Apache Mesos - Reconciliation

Task Reconciliation

Messages between framework schedulers and the Mesos master may be dropped due to failures and network partitions. This may cause a framework scheduler and the master to have different views of the current state of the cluster. For example, consider a launch task request sent by a framework. There are many ways that failures can prevent the task launch operation from succeeding, such as:

Framework fails after persisting its intent to launch the task, but before the launch task message was sent.
Master fails before receiving the message.
Master fails after receiving the message but before sending it to the agent.

In these cases, the framework believes the task to be staging but the task is unknown to the master. To cope with such situations, Mesos frameworks should use reconciliation to ask the master for the current state of their tasks.

How To Reconcile

Frameworks can use the scheduler driver’s reconcileTasks method to send a reconciliation request to the master:

// Allows the framework to query the status for non-terminal tasks.
// This causes the master to send back the latest task status for
// each task in 'statuses', if possible. Tasks that are no longer
// known will result in a TASK_LOST update.
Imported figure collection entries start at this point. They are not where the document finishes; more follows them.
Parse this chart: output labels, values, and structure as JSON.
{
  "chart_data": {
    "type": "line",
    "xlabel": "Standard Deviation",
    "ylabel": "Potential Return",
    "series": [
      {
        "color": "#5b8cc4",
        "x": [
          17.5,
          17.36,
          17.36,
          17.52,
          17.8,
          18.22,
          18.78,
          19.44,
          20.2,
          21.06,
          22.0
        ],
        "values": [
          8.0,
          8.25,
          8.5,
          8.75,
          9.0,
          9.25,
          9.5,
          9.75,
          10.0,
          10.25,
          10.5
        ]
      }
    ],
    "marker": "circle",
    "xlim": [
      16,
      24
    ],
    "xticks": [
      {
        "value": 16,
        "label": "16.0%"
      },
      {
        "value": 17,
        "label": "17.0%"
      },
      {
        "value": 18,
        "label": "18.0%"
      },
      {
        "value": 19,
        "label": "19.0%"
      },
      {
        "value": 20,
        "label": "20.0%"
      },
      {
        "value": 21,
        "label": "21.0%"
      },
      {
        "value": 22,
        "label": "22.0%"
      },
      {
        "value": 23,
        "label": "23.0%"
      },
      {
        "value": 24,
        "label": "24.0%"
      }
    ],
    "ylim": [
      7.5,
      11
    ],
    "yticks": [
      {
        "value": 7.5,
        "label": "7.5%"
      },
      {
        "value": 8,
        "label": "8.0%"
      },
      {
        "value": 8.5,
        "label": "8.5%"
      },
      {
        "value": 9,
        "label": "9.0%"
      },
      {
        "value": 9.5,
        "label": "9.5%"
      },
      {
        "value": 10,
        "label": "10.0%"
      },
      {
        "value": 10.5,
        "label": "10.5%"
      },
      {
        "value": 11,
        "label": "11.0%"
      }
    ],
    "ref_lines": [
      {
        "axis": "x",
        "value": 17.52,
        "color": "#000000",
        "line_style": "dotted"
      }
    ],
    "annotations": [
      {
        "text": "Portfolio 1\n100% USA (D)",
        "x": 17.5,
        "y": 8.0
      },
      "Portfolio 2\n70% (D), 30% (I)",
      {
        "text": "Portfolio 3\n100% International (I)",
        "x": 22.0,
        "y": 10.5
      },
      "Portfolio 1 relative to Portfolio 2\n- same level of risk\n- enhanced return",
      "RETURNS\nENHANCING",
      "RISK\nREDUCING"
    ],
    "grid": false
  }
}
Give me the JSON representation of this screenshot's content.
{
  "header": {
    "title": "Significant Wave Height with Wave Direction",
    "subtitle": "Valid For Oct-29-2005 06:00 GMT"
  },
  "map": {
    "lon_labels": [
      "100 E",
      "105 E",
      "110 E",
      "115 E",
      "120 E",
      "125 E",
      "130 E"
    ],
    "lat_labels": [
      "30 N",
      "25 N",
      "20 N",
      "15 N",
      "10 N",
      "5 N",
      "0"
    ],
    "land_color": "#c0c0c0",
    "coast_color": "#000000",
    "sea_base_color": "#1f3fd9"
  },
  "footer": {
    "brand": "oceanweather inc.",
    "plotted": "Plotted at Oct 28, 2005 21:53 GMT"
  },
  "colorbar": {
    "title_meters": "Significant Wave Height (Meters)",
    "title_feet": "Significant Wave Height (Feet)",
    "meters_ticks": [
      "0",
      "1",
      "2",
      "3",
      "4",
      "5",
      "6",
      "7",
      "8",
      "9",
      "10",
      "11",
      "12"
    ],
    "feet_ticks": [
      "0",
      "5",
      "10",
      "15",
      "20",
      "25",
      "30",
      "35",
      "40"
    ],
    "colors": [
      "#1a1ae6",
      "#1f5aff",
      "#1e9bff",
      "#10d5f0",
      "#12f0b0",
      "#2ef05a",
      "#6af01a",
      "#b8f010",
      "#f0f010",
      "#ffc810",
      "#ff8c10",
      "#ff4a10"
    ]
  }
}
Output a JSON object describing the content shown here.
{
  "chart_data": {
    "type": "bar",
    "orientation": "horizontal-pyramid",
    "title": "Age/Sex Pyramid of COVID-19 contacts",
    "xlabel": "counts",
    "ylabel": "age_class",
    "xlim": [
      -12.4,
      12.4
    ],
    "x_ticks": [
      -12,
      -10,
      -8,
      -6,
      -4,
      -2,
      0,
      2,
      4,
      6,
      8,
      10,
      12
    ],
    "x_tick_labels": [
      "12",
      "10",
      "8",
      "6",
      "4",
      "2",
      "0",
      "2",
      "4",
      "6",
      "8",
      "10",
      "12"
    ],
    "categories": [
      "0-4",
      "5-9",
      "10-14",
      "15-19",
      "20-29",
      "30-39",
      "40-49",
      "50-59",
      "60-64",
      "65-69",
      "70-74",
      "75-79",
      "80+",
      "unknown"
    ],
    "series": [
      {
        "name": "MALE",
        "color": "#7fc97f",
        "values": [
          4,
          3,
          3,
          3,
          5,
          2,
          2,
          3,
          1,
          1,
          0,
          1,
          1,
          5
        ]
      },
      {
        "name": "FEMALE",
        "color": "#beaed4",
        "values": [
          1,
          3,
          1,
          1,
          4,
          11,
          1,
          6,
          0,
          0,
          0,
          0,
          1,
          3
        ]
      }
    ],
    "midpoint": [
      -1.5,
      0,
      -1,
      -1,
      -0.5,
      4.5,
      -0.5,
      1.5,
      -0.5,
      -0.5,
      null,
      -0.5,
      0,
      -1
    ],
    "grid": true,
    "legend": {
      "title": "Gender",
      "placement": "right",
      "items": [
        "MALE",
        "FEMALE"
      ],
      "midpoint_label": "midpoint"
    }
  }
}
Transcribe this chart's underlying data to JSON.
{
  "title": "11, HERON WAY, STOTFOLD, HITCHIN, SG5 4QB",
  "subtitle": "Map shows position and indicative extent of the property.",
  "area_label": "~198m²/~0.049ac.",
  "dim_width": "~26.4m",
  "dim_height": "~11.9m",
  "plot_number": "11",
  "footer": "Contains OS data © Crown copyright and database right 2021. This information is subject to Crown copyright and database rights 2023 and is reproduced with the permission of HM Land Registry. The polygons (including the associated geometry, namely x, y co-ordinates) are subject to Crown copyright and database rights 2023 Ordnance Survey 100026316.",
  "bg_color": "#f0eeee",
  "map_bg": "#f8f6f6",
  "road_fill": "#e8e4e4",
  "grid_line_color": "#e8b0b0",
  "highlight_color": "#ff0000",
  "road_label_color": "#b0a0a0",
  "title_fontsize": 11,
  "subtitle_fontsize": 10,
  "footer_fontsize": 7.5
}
If statuses is empty,
// then the master will send the latest status for each task
// currently known.
virtual Status reconcileTasks(const std::vector<TaskStatus>& statuses);

Currently, the master will only examine two fields in TaskStatus:

TaskID: This is required.
SlaveID: Optional but recommended. This leads to faster reconciliation in the presence of agents that are transitioning between states.

Mesos provides two forms of reconciliation:

“Explicit” reconciliation: the scheduler sends a list of non-terminal task IDs and the master responds with the latest state for each task, if possible.
“Implicit” reconciliation: the scheduler sends an empty list of tasks and the master responds with the latest state for all currently known non-terminal tasks.

Reconciliation results are returned as task status updates (e.g., via the scheduler driver’s statusUpdate callback). Status updates that result from reconciliation requests will their reason field set to REASON_RECONCILIATION. Note that most of the other fields in the returned TaskStatus message will not be set: for example, reconciliation cannot be used to retrieve the labels or data fields associated with a running task.

When To Reconcile

Framework schedulers should periodically reconcile all of their tasks (for example, every fifteen minutes). This serves two purposes:

It is necessary to account for dropped messages between the framework and the master; for example, see the task launch scenario described above.
It is a defensive programming technique to catch bugs in both the framework and the Mesos master.

As an optimization, framework schedulers should reconcile more frequently when they have reason to suspect that their local state differs from that of the master. For example, after a framework launches a task, it should expect to receive a TASK_RUNNING status update for the new task fairly promptly. If no such update is received, the framework should perform explicit reconciliation more quickly than usual.

Similarly, frameworks should initiate reconciliation after both framework failovers and master failovers. Note that the scheduler driver notifies frameworks when master failover has occurred (via the reregistered() callback). For more information, see the guide to designing highly available frameworks.

Algorithm

This technique for explicit reconciliation reconciles all non-terminal tasks until an update is received for each task, using exponential backoff to retry tasks that remain unreconciled. Retries are needed because the master temporarily may not be able to reply for a particular task. For example, during master failover the master must reregister all of the agents to rebuild its set of known tasks (this process can take minutes for large clusters, and is bounded by the --agent_reregister_timeout flag on the master).

Steps:

let start = now()
let remaining = { T in tasks | T is non-terminal }
Perform reconciliation: reconcile(remaining)
Wait for status updates to arrive (use truncated exponential backoff). For each update, note the time of arrival.
let remaining = { T in remaining | T.last_update_arrival() < start }
If remaining is non-empty, go to 3.

This reconciliation algorithm must be run after each (re-)registration.

Implicit reconciliation (passing an empty list) should also be used periodically, as a defense against data loss in the framework. Unless a strict registry is in use on the master, its possible for tasks to resurrect from a LOST state (without a strict registry the master does not enforce agent removal across failovers). When an unknown task is encountered, the scheduler should kill or recover the task.

Notes:

When waiting for updates to arrive, use a truncated exponential backoff. This will avoid a snowball effect in the case of the driver or master being backed up.
It is beneficial to ensure that only 1 reconciliation is in progress at a time, to avoid a snowball effect in the face of many re-registrations. If another reconciliation should be started while one is in-progress, then the previous reconciliation algorithm should stop running.

Offer Reconciliation

Offers are reconciled automatically after a failure:

Offers do not persist beyond the lifetime of a Master.
If a disconnection occurs, offers are no longer valid.
Offers are rescinded and regenerated each time the framework (re-)registers.